As they walked back to their car, a station wagon pulled in the drive and parked. A boy and a teenaged girl got out of the passenger side, both of them hesitating when they saw Mulder and Scully. A man got out from behind the driver's seat.

"Can I help you?" he asked the agents, but Mulder was looking at the girl.

"Stokely?" he asked. "Stokely Mitchell?"

"Yeah," she said, cautiously.

"Stokely, I'm Agent Mulder, and this is my partner, Agent Scully," Mulder said, walking toward her. "We'd like to ask you about --"

The man had come around the car quickly and now put himself in between Mulder and Stokely. "Stokely, Matthew, go inside right now," he said, and the boy ran to obey. Stokely hesitated, looking uncertainly at Mulder.

"It's OK, sweetheart, just go inside," the man reassured her. "Everything's all right."

Walking slowly and looking over her shoulder, Stokely followed the boy into the house.
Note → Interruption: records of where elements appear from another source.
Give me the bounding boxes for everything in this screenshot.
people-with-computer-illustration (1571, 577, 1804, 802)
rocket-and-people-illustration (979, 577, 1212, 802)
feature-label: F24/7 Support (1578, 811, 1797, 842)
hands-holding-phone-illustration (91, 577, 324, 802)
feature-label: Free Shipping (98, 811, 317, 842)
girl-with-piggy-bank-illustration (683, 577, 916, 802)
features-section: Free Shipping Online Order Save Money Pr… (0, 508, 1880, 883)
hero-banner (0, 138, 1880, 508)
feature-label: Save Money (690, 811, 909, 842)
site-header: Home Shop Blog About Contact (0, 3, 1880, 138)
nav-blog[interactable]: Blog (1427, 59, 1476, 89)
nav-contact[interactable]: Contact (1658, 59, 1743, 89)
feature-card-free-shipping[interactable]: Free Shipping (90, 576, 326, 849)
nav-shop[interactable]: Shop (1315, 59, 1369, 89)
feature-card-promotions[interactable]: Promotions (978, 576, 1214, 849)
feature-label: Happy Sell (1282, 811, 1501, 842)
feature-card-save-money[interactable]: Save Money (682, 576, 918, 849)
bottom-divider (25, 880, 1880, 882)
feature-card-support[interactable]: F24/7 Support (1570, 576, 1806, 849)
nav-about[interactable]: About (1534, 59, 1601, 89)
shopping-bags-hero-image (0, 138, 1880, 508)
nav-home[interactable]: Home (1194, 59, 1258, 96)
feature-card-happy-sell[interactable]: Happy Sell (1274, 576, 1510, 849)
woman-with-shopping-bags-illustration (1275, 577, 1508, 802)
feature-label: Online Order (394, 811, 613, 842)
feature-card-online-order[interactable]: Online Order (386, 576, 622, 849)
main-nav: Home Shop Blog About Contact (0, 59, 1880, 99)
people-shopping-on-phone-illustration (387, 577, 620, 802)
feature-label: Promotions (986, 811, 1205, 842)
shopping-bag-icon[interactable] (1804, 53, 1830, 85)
"Mr. Rosado?" Scully asked once the front door had shut.

"These kids have been through enough," he answered without preamble. "Please, they're both doing well, they're cleaned up, they're doing their best at school. They need to get on with their lives. They don't need you people coming around and stirring this all up for them again."

"Stokely is living with you, Mr. Rosado?" Scully asked.

"She's a good kid," he said. "She doesn't deserve what she's been through, what her parents put her through. Please, we just want to see them come out all right in the end."

The three of them regarded each other in silence for a moment, and Mulder could see the earnest pleading on Mr. Rosado's face.

"Thank you, Mr. Rosado, for your time," he said. "We left our cards with your wife, if Stan or Stokely decide they'd like to speak to us."

The man nodded, and watched from the driveway as they pulled out.

Through the front window, Mulder could see Stokely, watching them as they drove away, and he wondered what she could have told them.